Mayors of coastal municipalities, particularly in the Lamon Bay area in the fourth district, reported the presence of whale sharks (Rhincodon typus), locally known as “butanding,” while attending the Provincial Peace and Order Council meeting here recently.
Volunteers of Bantay Dagat (sea patrol) in Lucena City and other southern towns as far as the Bondoc Peninsula also reported sightings of the whale sharks in Tayabas Bay.
The International Union for Conservation of Nature classifies whale sharks as “vulnerable” to extinction.
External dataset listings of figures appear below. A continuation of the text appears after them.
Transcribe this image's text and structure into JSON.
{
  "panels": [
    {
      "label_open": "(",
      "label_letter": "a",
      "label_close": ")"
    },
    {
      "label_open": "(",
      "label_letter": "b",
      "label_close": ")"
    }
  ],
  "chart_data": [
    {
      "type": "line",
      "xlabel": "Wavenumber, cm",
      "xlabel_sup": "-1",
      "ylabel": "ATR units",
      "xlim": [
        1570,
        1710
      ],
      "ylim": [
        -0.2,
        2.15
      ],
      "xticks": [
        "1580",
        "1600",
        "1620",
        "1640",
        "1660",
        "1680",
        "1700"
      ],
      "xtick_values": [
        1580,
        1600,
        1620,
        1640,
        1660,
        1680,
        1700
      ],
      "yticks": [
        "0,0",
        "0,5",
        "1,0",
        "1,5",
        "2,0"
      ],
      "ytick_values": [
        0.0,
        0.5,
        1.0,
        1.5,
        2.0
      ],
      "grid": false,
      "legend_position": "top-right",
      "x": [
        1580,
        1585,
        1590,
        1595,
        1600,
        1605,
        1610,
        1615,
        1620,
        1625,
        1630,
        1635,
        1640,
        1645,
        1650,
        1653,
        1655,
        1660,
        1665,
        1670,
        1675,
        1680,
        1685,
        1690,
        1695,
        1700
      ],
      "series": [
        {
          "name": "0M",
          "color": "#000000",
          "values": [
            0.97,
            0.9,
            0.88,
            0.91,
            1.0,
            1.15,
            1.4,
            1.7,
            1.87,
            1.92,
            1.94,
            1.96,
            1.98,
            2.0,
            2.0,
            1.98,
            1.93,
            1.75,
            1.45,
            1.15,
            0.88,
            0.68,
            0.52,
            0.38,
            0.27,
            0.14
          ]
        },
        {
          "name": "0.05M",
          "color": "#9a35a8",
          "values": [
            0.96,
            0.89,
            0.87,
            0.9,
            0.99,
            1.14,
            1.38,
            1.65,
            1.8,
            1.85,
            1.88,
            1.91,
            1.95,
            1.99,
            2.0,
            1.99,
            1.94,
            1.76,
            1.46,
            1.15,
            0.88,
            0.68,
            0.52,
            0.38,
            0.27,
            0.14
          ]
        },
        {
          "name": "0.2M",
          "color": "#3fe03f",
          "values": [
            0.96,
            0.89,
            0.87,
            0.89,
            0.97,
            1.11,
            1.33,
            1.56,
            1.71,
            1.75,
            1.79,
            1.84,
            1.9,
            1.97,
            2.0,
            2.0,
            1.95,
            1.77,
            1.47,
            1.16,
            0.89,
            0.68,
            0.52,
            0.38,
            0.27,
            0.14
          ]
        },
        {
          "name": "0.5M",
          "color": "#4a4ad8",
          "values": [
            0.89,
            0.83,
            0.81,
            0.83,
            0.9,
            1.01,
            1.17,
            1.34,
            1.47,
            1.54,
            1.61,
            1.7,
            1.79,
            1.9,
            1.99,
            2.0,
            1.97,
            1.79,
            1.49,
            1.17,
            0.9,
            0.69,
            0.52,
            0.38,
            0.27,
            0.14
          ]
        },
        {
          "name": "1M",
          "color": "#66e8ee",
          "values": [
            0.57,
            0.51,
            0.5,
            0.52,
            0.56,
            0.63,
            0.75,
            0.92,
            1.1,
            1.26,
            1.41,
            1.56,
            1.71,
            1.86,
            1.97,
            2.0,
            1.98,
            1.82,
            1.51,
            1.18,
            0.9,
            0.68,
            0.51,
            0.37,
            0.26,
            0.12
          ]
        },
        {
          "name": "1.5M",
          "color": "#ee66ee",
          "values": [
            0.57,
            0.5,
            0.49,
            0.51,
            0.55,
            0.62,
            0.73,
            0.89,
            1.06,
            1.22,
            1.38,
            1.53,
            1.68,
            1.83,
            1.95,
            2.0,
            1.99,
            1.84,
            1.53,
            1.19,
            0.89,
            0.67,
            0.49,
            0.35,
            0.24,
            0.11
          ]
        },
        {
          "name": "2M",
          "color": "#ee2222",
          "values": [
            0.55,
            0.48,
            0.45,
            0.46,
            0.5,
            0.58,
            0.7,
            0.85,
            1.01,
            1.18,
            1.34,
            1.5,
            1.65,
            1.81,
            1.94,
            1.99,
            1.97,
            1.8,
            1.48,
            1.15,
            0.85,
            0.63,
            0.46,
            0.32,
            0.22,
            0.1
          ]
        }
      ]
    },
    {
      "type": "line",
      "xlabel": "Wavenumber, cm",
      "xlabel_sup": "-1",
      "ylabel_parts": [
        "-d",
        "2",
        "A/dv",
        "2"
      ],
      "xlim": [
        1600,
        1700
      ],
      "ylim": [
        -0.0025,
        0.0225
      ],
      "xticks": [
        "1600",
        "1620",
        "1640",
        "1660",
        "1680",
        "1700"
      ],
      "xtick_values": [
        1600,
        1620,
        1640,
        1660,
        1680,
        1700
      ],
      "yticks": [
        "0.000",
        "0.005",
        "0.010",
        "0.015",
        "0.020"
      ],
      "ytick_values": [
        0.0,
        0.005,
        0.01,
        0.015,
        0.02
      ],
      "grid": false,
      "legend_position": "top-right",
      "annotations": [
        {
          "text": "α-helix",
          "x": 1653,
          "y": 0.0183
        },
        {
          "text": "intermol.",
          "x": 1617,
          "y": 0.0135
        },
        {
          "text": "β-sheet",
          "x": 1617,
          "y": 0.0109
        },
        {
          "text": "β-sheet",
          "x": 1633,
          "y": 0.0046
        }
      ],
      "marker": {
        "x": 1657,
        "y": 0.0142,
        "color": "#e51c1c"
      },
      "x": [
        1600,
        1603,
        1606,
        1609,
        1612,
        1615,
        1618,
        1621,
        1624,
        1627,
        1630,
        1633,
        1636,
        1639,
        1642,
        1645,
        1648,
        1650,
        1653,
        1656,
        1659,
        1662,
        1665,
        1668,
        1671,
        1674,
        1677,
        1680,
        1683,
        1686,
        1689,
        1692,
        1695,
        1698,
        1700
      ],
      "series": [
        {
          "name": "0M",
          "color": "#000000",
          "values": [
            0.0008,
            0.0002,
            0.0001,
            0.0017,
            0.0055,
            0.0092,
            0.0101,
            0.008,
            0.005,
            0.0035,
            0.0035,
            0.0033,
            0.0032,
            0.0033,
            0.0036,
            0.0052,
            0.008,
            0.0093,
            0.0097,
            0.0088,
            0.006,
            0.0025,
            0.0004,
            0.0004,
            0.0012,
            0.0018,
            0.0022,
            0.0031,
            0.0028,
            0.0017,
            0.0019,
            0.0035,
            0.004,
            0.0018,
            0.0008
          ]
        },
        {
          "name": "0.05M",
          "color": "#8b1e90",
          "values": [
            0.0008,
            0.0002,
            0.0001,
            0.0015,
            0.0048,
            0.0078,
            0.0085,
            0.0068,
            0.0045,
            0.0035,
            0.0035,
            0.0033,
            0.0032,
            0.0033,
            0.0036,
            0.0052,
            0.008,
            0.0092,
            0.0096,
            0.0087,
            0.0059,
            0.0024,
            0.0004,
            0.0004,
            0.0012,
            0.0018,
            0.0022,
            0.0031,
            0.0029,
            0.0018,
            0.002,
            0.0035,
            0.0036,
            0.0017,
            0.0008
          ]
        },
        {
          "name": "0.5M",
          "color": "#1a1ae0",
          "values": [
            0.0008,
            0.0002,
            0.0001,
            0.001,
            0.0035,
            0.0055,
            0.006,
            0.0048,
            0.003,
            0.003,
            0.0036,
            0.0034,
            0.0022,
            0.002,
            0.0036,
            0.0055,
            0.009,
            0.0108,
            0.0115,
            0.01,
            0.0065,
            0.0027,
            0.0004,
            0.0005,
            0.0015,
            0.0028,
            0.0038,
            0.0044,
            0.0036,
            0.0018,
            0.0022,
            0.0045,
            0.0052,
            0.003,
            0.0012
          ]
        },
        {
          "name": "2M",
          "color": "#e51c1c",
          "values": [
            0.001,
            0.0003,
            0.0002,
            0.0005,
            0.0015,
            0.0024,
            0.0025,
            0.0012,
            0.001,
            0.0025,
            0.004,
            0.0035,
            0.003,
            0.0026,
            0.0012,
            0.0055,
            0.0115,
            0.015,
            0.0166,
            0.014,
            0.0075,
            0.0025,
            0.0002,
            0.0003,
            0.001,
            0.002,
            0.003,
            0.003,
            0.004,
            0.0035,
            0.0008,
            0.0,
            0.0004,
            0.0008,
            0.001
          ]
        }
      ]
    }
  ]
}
Although the Philippines’ Republic Act No. 8550 and Fisheries Administrative Order No. 193 give legal protection to the fish species, records showed that whale sharks disappeared from Lamon Bay in the 1980s, as fishermen slaughtered them for meat.
Blast fishing and other irresponsible fishing methods also drove the sea creatures out of Quezon’s seas.
In 2012, a whale shark was found dead by fishermen in Lamon Bay off Mauban town. It was reportedly hit by a commercial fishing boat, which is banned in the bay.
Gov. David Suarez said law enforcers, local officials and fishermen should protect the growing number of butanding in the Lamon and Tayabas bays, and in Ragay Gulf.
“The butanding could become the next tourist attraction in Quezon,” he said.
“The fishermen themselves should be at the forefront of protecting the butanding because they will benefit from the presence of the sea creatures,” he said.
Fishermen can earn extra as guides for whale shark sightseeing tours, Suarez said.
Suarez asked the provincial government’s environment and natural resources, and tourism offices to identify the habitats of the whale sharks so plans could be drawn up for their protection.